Today was another travel day with a 12:35PM flight from Juneau to Anchorage on our itinerary. But I was not about to leave Alaska’s state capital without a final shot of that delicious salmon hash breakfast in the hotel café. Even Mom ordered it this time instead of her usual bowl of oatmeal. That is quite an endorsement.

We packed up easily after breakfast, largely because we barely unpacked for our one-night stay. Upon leaving the hotel, we hailed a cab for the airport rather than test our wits against Juneau’s bus system a final time (which would have been more difficult without express buses running on the weekend). During the twenty-minute trip to the airport, our taxi driver told us about his experience driving in Juneau, hauling around celebrities like the Deadliest Catch guys (they are rowdy when drunk, shocking) and Randy Travis (or some other famous country singer). We arrived at the airport with plenty of time to sail thru security and relax.

Preparing Alaska Air flight 65 to Anchorage

From Juneau (on the right) to Anchorage (on the left)

About two hours and 600 air miles later, we landed in Anchorage. At the baggage claim, we found Nicole waiting for us. She arrived an hour earlier after her morning flight from Chicago. With the whole gang together, we proceeded to the rental car area, picked up our Toyota Sienna and hit the road. No word on whether a 1991 Ford Aerostar was available.

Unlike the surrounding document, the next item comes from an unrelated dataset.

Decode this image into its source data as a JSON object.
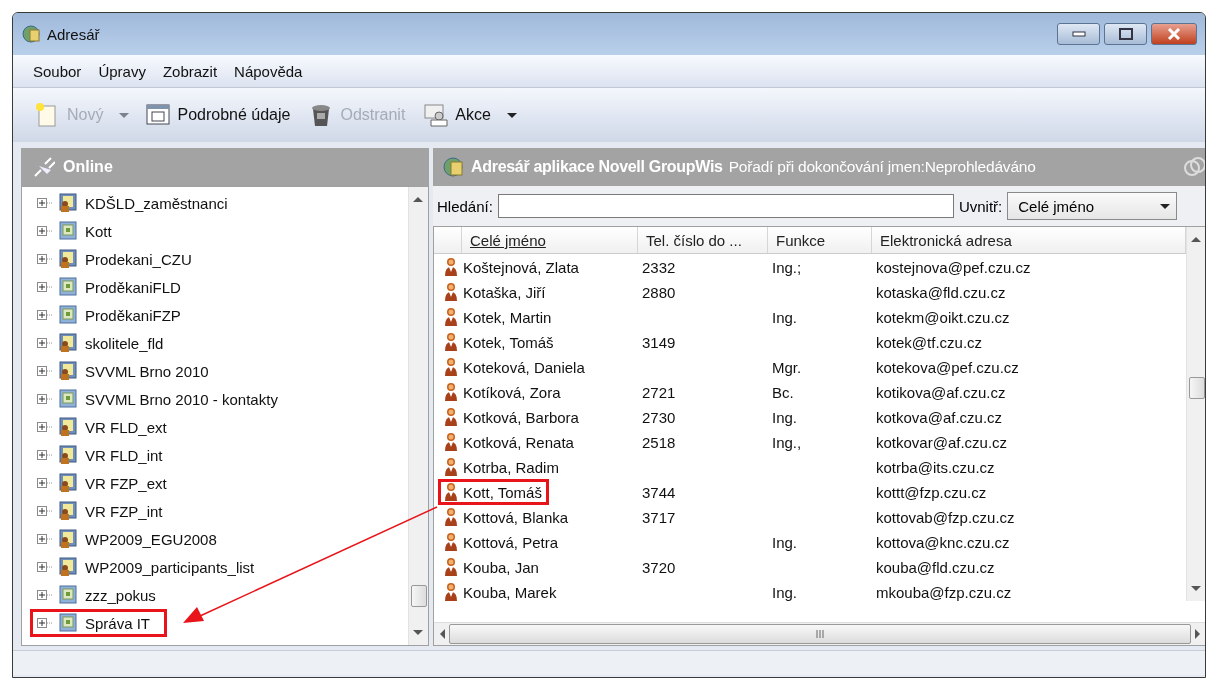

The Parkside Bed and Breakfast in downtown Anchorage is about a 10 minute drive from the airport. We successfully navigated ourselves to the right address despite the city’s odd penchant for splitting up normal traffic flows into one-way streets (maybe it’s a snow-removal thing?).

Upon arrival, we were given an introductory tour by our friendly hostess Carly. I have not stayed in many B&Bs before, but I think we found the Ritz Carlton of B&Bs. Both our rooms were on the second floor along with an inviting common room area. Mom and Dad’s room was the size of a small auditorium. The custom-designed kitchen on the first floor was straight out of an interior design magazine.

Parkside B&B kitchen and dining room area

Mom and Dad, think this room will be large enough?

Nicole joins the party!

After getting settled, we decided to take advantage of the great weather and walk a mile or two along the Tony Knowles Coastal Trail, which is an 11-mile, paved bike trail that runs along the Knik Arm of the Cook Inlet, from downtown to the airport.

Knowles was Mayor of Anchorage from '81-'87 and Governor of Alaska from '94-'02

Dad looks south across the Knik Arm of Cook Inlet

Mud flats exposed during low tide can behave like quicksand

Where are the unimportant birds supposed to go?

The pleasant walk north along the coast deposited us onto 5th and L in downtown Anchorage. As luck would have it, it was only a couple more blocks to McGinley’s Irish Pub on 7th and G, where we intended to start using the various Anchorage restaurant gift cards my uncle had given my parents (Thanks, Paul!). Having eaten salmon for nearly every meal the past week, I actually enjoyed the opportunity to go Irish for a meal.

Delicious hot corned beef sandwich

After dinner, we strolled back thru Delany Park to the Parkside and marveled at how bright it was outside for the late evening hour. Apparently, there were other guests (actually, the owners) staying at the B&B (the place can accommodate up to about 15 people in 5 or 6 rooms), but they were out and none of them ventured up to the common room, so we had the entire second floor to ourselves.

Whatever. I played baseball in a yard filled with trees all the time as a kid.

Relaxing at the Parkside, researching the Kenai Peninsula

After an hour or two of drinking tea and perusing guide books for information about tomorrow’s agenda (a drive through the Kenai Peninsula to Homer), everybody went to sleep, save myself. I blogged a bit and finally turned in at about 3AM, which you’d never guess by looking out the windows. Can you be a night owl if it never gets dark?